Les électeurs ont-ils été victimes, comme d’aucuns le répètent à l’envi, d’un « hold-up » sans précédent ?
Hervé Nedelec
Les électeurs ont-ils été victimes, comme d’aucuns le répètent à l’envi, d’un « hold-up » sans précédent ? Où les masques tombés, on s’aperçoit que les dés étaient pipés. Que Mme Rubirola, comme elle l’aurait confié au socialiste et ancien ministre François Lamy, venu candidater pour la direction de sa garde rapprochée, n’était là que pour « trois mois ». Qu’elle aurait joué les « cheval de Troie » pour conquérir une opinion publique peu favorable à un PS discrédité et un PC moribond. Que l’alibi fourni par des collectifs de citoyens, un peu naïfs, aura fait long feu, lorsque les professionnels de la politique enclenchèrent la mécanique qui préside à l’élaboration des listes, ne laissant à ces associations que la part du pauvre.
Les Marseillais qui ont tendance à s’enflammer devant l’audace, l’impertinence, le panache, méritent une éclaircie après ce nouvel orage. Qu’on leur dise si le prince Machiavel était encore de cette cuisine-là, ou s’il s’agissait surtout de cette bouillabaisse où les poissons les plus nobles baignent dans un bouillon où frétillent quelques anguilles. Benoît Payan, enfant du PS a été biberonné à une époque où les fausses cartes dans son parti étaient aussi nombreuses que les vrais militants. Il a vécu dans l’ombre de personnages qui auraient toute leur place dans la série « Baron noir ». Il a appris dans ce cloaque qu’il y avait des moyens déloyaux, mais que seule était juste la fin, celle qui permet de rafler la mise.

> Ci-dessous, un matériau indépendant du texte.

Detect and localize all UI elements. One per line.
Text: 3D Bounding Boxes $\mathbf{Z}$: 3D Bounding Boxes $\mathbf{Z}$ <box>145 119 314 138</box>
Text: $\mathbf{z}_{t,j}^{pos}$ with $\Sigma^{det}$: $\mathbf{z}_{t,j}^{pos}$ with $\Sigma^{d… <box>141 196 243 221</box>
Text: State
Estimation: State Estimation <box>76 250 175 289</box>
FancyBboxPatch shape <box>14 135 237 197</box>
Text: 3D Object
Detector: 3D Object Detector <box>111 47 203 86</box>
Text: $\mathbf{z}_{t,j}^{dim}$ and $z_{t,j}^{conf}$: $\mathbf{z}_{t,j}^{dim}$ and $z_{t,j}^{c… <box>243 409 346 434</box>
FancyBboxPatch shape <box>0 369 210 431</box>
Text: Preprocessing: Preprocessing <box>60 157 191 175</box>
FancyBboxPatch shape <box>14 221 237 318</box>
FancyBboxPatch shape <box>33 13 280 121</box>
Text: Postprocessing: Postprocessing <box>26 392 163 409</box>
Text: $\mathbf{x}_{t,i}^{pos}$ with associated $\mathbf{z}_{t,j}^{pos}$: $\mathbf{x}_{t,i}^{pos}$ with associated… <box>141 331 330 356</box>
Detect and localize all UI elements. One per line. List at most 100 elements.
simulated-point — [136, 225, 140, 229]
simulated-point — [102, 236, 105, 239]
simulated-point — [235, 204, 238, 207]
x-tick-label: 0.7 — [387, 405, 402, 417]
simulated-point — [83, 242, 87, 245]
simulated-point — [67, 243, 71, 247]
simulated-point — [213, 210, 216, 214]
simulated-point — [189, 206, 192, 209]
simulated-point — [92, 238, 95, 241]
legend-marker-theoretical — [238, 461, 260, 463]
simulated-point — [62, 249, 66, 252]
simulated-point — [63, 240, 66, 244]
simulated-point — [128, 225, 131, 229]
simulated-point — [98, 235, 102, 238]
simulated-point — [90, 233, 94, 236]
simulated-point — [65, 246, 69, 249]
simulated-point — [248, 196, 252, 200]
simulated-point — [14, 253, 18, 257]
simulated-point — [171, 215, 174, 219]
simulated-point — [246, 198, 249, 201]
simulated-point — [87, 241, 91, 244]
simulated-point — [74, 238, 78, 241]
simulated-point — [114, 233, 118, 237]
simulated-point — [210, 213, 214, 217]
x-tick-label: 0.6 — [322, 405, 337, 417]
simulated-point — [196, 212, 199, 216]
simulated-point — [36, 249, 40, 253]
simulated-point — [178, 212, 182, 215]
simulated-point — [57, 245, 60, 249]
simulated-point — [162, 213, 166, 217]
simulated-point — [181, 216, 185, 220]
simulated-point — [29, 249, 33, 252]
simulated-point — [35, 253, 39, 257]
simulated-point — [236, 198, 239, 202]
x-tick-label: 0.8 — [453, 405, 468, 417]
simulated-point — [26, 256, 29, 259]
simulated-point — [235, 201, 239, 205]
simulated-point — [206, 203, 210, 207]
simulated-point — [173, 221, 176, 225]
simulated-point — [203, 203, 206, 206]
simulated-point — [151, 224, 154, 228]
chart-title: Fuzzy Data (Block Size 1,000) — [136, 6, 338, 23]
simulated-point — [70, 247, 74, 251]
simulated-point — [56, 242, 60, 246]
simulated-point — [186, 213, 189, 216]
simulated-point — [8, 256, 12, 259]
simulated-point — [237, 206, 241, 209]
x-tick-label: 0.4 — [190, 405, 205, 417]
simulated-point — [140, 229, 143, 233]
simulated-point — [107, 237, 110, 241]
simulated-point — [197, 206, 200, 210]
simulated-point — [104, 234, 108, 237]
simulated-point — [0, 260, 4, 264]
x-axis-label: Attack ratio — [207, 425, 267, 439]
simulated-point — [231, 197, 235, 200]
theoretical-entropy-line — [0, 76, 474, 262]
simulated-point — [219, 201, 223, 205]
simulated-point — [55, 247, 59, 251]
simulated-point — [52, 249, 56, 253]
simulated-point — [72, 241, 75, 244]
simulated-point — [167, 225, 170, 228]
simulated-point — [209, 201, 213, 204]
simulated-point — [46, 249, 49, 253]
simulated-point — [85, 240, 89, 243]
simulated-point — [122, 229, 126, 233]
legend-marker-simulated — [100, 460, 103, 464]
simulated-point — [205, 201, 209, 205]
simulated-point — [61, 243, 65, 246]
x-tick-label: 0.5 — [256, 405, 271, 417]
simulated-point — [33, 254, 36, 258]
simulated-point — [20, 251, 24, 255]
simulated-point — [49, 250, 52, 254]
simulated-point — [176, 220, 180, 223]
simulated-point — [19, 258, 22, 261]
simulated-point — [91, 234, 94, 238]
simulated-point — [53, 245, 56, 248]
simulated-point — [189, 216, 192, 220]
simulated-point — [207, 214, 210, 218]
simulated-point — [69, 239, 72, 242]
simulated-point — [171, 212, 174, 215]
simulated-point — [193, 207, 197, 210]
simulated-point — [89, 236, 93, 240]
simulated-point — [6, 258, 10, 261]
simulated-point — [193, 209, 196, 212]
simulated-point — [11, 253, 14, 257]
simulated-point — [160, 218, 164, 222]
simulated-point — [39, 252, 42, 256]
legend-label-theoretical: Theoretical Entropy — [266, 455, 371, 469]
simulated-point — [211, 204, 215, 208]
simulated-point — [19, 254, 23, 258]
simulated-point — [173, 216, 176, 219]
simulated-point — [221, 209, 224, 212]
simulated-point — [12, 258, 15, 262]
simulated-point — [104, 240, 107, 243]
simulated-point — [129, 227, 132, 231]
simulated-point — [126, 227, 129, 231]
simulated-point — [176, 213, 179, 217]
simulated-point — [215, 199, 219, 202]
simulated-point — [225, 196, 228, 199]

Pour autant il fut un opposant assidu à Jean-Claude Gaudin, un élu studieux disséquant avec méthode le système qui perdurait et conduisait la ville à l’impasse, un observateur empressé auprès des populations en déshérence, des laisser pour compte, des invisibles des quartiers en perdition. En un mot : un bosseur.
Il lui reste donc à prouver que le fauteuil sur lequel il va s’assoir n’est pas trop grand pour lui. Qu’il n’est pas à la tête d’une association de repris de justesse, mais de femmes et d’hommes résolus à sauver Marseille du naufrage. Qu’il va suivre les recommandations de la chambre régionale des comptes et les observations du parquet national financier qui nourrirent si abondamment ses critiques légitimes. Qu’il rompra avec des mœurs syndicales qui font de Marseille un modèle inégalé de caricature. Dans la bataille qui l’attend, il devra compter avec une partie de la droite revancharde, une métropole en déliquescence, un conseil départemental sourd aux appels d’urgence, un Etat perplexe et sourcilleux. Pas simple.

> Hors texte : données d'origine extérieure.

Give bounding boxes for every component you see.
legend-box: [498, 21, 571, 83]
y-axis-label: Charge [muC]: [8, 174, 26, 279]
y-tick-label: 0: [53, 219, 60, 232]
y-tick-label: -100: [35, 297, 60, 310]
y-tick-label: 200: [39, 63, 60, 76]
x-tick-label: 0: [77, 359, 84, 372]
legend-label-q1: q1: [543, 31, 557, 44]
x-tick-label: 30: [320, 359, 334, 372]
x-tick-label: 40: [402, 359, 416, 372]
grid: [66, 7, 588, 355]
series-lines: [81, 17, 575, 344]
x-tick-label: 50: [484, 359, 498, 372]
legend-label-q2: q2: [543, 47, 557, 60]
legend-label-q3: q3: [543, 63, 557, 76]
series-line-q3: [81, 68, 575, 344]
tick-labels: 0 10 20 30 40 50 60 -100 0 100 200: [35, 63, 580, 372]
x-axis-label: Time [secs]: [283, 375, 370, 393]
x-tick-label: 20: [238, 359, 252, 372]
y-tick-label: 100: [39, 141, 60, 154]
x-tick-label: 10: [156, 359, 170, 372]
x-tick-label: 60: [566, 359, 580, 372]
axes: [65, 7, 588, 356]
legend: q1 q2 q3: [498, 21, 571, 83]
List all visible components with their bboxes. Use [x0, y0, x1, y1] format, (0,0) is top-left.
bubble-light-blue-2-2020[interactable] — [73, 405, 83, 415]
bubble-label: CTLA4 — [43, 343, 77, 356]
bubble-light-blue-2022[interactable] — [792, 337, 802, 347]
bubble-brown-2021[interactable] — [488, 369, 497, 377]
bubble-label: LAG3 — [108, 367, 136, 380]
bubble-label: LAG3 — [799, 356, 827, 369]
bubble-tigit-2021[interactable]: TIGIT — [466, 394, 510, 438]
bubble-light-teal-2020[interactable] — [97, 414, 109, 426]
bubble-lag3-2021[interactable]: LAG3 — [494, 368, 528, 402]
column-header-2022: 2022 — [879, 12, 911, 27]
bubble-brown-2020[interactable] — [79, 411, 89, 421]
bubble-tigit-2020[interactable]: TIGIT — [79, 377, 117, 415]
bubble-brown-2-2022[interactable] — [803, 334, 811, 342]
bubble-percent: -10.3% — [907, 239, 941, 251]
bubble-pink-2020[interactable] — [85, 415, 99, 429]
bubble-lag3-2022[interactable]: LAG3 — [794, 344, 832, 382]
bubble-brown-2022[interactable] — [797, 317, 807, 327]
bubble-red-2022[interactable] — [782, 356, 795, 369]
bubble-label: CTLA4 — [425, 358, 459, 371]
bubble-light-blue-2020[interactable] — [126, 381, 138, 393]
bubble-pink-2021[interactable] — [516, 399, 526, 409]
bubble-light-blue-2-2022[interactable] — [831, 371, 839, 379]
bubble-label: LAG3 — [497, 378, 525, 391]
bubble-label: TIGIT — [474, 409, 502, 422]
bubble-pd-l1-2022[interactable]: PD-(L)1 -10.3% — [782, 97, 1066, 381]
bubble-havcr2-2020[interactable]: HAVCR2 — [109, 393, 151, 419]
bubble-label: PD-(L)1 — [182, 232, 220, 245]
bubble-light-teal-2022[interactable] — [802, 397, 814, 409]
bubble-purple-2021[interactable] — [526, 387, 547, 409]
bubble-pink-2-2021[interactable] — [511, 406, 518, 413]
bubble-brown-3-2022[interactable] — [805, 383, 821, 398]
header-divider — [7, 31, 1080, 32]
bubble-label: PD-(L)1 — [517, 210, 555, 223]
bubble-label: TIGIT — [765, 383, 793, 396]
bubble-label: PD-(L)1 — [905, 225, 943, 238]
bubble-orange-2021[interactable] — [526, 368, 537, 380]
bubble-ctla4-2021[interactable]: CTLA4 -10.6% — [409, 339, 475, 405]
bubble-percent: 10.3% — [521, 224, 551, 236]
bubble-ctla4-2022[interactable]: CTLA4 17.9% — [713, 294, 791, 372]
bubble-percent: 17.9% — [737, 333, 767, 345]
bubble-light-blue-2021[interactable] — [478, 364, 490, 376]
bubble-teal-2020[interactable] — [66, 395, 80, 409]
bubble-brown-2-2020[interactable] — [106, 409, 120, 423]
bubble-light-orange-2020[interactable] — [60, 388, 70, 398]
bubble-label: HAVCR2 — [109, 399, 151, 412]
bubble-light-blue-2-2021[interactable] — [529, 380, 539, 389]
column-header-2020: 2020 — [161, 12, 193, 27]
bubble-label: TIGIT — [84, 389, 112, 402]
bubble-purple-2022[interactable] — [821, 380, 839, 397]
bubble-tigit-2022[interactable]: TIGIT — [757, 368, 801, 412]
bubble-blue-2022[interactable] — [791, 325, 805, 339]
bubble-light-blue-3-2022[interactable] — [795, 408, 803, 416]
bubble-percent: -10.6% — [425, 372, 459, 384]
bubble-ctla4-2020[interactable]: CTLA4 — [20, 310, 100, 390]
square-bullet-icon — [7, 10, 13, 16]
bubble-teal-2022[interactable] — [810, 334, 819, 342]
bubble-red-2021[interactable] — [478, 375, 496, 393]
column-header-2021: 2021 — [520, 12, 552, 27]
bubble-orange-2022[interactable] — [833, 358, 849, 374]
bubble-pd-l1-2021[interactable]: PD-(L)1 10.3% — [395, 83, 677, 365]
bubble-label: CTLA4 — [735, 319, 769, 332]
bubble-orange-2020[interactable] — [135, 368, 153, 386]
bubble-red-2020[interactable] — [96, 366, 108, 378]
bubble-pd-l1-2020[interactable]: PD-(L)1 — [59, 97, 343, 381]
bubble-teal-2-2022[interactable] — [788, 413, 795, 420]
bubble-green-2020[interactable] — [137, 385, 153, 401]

Marseille doit mettre fin à une fatalité qui veut qu’elle tutoie les sommets puis plonge dans les abysses.
Hervé Nedelec
Et pourtant il ne tient qu’à lui, après la divine surprise qui a passablement secoué la deuxième ville de France, à être le premier à saisir le taureau par les cornes, à ruer dans les brancards, à balayer les boniments au profit du parler vrai. Marseille doit mettre fin à une fatalité qui veut qu’elle tutoie les sommets puis plonge dans les abysses. Elle n’a pas dans sa partie de cartes d’atouts maîtres, mais une énergie à revendre. Pas à n’importe quel prix. Il revient à Benoît Payan et l’équipe hétéroclite qui le porte, à faire mentir ceux qui ont la conviction que la maladie politique qui sévit dans cette ville depuis tant d’années est mortelle. Ils devront être attentifs à la fièvre qui peut embraser son opinion, aux sales microbes qui coulent toujours dans ses veines, aux lourds handicaps qui peuvent entraver sa convalescence. Le docteur Rubirola a sans doute diagnostiqué tout cela. C’est à Benoît Payan de prescrire les remèdes, sous peine de se retrouver aux urgences.